M. Jean-Paul Lecoq. C'est de la com !
M. Adrien Taquet, secrétaire d'État. À plusieurs occasions, il a exprimé et soutenu cette idée, encore lors du lancement de l'accélérateur ACT-A – le dispositif pour accélérer l'accès aux outils de lutte contre la covid-19, que certains d'entre vous ont mentionné –, mais aussi lors de l'Assemblée mondiale de la santé et du Sommet mondial sur la vaccination. Donner accès au vaccin à certains et pas à d'autres serait une faute morale. Afficher une division voire une concurrence entre pays serait une faute morale. Ce n'est pas notre conception ni de la santé ni de la coopération internationale. Ce n'est pas à cela que nous voulons que ressemble la vie après la covid-19.
Je vous le garantis : l'Europe n'agira pas en ordre dispersé. En ce moment même, nous conjuguons nos forces avec celles de nos partenaires pour mettre en oeuvre une stratégie vaccinale concertée et coordonnée qui permettra à chacun de pourvoir aux besoins des populations. C'est l'exigence que défend notre pays, la France.
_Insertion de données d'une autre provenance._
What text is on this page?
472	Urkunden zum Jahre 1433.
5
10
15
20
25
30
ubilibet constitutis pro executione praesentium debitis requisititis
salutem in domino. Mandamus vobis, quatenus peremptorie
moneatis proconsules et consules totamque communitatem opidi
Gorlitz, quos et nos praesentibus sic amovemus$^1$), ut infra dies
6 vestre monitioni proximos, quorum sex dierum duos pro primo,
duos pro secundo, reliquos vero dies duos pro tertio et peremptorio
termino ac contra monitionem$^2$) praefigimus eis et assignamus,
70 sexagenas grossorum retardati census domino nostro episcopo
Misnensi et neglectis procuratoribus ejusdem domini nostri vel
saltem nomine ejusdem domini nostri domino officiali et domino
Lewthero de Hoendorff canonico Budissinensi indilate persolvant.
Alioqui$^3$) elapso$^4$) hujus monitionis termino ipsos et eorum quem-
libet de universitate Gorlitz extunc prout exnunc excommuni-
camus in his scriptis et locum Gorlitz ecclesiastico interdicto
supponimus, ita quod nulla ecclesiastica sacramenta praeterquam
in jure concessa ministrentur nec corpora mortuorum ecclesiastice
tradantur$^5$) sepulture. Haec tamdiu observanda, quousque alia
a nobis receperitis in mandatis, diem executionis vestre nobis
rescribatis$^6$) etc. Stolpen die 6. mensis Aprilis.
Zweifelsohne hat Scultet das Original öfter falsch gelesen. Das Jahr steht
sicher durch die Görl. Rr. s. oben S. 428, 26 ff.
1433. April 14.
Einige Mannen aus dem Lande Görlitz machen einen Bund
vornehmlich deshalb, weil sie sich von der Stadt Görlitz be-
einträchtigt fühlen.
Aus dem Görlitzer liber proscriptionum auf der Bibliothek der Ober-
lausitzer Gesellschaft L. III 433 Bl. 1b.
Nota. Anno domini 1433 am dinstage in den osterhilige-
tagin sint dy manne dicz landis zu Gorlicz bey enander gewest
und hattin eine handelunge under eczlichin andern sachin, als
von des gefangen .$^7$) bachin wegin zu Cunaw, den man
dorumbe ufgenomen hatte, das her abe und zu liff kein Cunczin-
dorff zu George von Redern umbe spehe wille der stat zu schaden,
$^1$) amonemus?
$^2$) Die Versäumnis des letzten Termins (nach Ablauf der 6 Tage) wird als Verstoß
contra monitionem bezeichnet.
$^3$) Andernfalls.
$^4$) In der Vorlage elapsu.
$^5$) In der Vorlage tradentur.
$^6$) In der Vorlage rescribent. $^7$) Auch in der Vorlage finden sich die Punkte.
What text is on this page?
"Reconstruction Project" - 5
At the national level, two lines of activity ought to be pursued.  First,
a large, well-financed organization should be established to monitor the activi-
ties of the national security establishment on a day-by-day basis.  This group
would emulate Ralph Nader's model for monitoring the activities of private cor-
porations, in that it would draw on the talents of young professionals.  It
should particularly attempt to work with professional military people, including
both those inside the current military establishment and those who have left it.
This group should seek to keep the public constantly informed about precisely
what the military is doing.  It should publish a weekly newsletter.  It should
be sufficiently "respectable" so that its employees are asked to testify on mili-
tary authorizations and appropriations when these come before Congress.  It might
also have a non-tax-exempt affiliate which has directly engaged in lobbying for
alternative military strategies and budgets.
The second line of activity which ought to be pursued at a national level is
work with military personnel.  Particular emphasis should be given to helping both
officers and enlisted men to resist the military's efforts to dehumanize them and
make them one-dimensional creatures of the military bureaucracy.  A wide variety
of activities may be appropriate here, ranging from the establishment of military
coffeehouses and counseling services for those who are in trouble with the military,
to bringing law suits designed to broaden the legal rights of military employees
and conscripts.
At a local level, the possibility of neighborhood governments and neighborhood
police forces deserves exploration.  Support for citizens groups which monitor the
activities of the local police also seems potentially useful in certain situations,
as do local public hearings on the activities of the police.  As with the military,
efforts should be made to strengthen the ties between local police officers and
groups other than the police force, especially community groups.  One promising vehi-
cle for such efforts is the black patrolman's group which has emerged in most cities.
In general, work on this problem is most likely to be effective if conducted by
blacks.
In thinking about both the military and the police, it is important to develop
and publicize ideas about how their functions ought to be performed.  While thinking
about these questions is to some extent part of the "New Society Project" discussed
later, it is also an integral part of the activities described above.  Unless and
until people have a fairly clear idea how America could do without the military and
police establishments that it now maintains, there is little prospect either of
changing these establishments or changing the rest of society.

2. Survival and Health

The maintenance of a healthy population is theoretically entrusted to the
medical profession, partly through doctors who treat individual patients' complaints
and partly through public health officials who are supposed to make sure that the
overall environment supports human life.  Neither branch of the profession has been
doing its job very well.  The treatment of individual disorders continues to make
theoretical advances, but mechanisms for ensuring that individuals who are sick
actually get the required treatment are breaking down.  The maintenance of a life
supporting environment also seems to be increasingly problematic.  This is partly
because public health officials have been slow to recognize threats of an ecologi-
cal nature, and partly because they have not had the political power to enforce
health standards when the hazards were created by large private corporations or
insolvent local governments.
Nous soutenons toutes les initiatives internationales. L'excellence de la recherche européenne fait – il faut nous en réjouir – que nous aurons sans doute accès au vaccin avant d'autres. C'est là, mesdames et messieurs les députés, que les actes pourront rejoindre les paroles. Le partage des doses de vaccin, dès le premier accès, est un engagement qui sera tenu. Nous prendrons toute notre part aux démarches multilatérales de rétrocession d'une partie de nos doses pour la vaccination des personnels soignants des pays les plus pauvres. Plus que jamais, nous devons rester solidaires et nous le resterons. L'Europe des solidarités, que le Président de la République promeut depuis plus de trois ans, constitue le cadre pertinent pour répondre à un défi de cette ampleur.
Les enjeux soulevés par cette proposition de résolution sont au coeur des travaux de l'ensemble des acteurs de la gestion de la crise. Chacun mesure que le déploiement des vaccins doit suivre une partition millimétrée, sans faute, sans approximation et sans la moindre place laissée à l'improvisation. Il y a un enjeu de transparence, et toutes les garanties sont prises pour que chaque euro dépensé le soit à bon escient. Il y a un enjeu d'universalité : nous ne pouvons imaginer un seul instant que des pays soient privés de ce vaccin. Une crise sanitaire internationale appelle une solidarité internationale ; c'est tout autant une question d'efficacité pour permettre une couverture vaccinale mondiale suffisante qu'une question – surtout – morale. À cet égard, la France sera au rendez-vous. (Applaudissements sur les bancs des groupes LaREM, Agir ens et Dem.)